Erfolg ist keine Frage der Größe.
Sondern?
Eine Frage der Einzigartigkeit. Und es liegt auch am Charakter eines Unternehmens.
Was würden Sie einem inhabergeführten Textil-Einzelhändler raten, wenn er im Wettbewerb mit den großen Filialisten und dem Onlinehandel überleben will?
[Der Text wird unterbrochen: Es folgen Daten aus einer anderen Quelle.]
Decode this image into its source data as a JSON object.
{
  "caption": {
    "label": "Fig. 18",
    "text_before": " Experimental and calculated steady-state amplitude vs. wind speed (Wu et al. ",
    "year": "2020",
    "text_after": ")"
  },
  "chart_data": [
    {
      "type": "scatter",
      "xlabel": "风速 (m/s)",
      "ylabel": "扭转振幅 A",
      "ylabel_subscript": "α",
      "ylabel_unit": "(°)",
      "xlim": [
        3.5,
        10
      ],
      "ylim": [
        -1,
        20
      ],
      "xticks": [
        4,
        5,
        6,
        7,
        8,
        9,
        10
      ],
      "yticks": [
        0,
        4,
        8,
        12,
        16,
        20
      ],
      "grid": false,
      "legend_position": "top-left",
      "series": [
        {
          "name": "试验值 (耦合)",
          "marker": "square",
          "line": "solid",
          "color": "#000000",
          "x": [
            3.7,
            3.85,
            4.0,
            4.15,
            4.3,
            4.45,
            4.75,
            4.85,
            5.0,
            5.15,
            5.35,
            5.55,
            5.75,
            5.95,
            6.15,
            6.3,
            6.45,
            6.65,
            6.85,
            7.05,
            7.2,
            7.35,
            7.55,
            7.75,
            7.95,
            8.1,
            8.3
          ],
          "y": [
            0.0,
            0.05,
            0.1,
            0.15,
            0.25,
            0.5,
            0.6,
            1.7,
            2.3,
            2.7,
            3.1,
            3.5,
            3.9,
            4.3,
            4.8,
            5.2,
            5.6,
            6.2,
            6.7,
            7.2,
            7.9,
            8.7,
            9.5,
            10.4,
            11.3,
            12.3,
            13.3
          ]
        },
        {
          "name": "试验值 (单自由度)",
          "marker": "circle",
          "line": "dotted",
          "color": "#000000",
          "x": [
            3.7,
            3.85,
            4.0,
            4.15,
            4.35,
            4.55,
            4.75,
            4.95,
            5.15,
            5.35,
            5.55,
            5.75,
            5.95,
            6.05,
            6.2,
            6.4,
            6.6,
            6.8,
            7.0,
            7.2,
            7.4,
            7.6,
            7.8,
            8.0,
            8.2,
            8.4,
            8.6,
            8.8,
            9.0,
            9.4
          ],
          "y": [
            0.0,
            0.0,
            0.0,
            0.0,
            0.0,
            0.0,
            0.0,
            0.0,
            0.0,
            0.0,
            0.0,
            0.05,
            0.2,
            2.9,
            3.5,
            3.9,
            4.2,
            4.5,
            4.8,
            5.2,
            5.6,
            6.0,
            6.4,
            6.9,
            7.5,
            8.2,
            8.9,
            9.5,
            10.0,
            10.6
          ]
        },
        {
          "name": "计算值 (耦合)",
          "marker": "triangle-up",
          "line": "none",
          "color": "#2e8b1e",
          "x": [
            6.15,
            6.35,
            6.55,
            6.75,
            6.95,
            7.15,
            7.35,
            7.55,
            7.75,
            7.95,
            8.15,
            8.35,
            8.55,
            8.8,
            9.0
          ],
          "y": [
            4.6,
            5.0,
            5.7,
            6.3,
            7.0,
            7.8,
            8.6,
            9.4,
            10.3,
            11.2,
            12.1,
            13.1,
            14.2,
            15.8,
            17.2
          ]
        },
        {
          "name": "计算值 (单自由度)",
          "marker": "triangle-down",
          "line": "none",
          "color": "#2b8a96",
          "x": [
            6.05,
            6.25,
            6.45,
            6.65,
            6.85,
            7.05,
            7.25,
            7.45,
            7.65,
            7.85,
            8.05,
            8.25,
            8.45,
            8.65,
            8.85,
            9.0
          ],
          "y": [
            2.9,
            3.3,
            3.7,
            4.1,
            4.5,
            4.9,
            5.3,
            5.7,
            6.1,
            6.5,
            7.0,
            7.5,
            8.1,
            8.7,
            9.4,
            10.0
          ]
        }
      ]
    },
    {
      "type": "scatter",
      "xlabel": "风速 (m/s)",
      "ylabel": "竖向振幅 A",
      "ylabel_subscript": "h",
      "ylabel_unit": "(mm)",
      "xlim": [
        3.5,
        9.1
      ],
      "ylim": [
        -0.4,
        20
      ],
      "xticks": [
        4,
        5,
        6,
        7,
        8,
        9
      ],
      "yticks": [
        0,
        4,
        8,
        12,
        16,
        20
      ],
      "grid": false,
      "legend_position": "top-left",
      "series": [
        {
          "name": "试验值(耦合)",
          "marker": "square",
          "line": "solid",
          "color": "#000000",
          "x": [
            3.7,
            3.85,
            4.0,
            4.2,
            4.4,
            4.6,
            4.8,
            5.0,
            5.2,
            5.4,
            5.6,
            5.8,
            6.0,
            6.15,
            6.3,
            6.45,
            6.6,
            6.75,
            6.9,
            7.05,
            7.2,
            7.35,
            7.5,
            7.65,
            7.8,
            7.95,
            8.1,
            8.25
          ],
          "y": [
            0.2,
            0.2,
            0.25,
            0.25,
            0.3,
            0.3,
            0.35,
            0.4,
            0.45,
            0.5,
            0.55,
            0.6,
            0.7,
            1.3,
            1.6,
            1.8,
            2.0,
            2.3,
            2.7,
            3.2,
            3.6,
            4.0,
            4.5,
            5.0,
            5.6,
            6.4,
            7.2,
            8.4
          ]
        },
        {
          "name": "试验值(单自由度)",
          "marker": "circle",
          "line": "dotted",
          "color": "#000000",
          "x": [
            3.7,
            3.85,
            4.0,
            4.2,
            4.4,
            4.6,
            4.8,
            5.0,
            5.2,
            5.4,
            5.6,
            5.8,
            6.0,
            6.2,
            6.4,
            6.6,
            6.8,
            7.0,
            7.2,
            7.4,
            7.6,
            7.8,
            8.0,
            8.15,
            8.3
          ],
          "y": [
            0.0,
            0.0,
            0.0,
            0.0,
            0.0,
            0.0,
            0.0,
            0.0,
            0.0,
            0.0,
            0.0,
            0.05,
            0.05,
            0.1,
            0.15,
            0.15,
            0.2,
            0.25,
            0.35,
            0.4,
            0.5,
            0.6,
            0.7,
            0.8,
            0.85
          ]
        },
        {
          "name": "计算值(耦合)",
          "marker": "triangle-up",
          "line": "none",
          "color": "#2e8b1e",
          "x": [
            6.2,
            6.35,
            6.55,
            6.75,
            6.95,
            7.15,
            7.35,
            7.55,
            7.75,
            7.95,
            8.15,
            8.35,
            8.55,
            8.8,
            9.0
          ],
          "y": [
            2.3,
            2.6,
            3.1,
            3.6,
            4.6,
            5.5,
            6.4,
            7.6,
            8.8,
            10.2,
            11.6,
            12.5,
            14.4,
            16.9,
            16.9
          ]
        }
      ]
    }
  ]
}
Es kommt gar nicht so sehr auf das Produkt an, sondern wie ich es anbiete. Man sollte dafür sorgen, dass die Kunden entspannt und ohne Stress einkaufen können. Menschen wollen beim Einkaufen keine Zeit verschwenden. Aber wissen Sie was, jetzt habe ich mal eine Frage.
Bitte.
Was muss ich mir in Stuttgart unbedingt anschauen?
Ich würde Ihnen einen Besuch des Mercedes-Museums empfehlen.
Dann muss ich versuchen, dass ich mir dafür Zeit freischaufeln kann. Mir ist es wichtig, über solche Gelegenheiten etwas über die Stadt und die Menschen zu lernen. Und ich habe noch eine Frage: Woher kommt dieses Qualitätsbewusstsein und der Erfinderreichtum der Schwaben?
Sie haben ein Tüftler-Gen und dazu den rechten Glauben.
Ah, das muss ich mir unbedingt näher anschauen.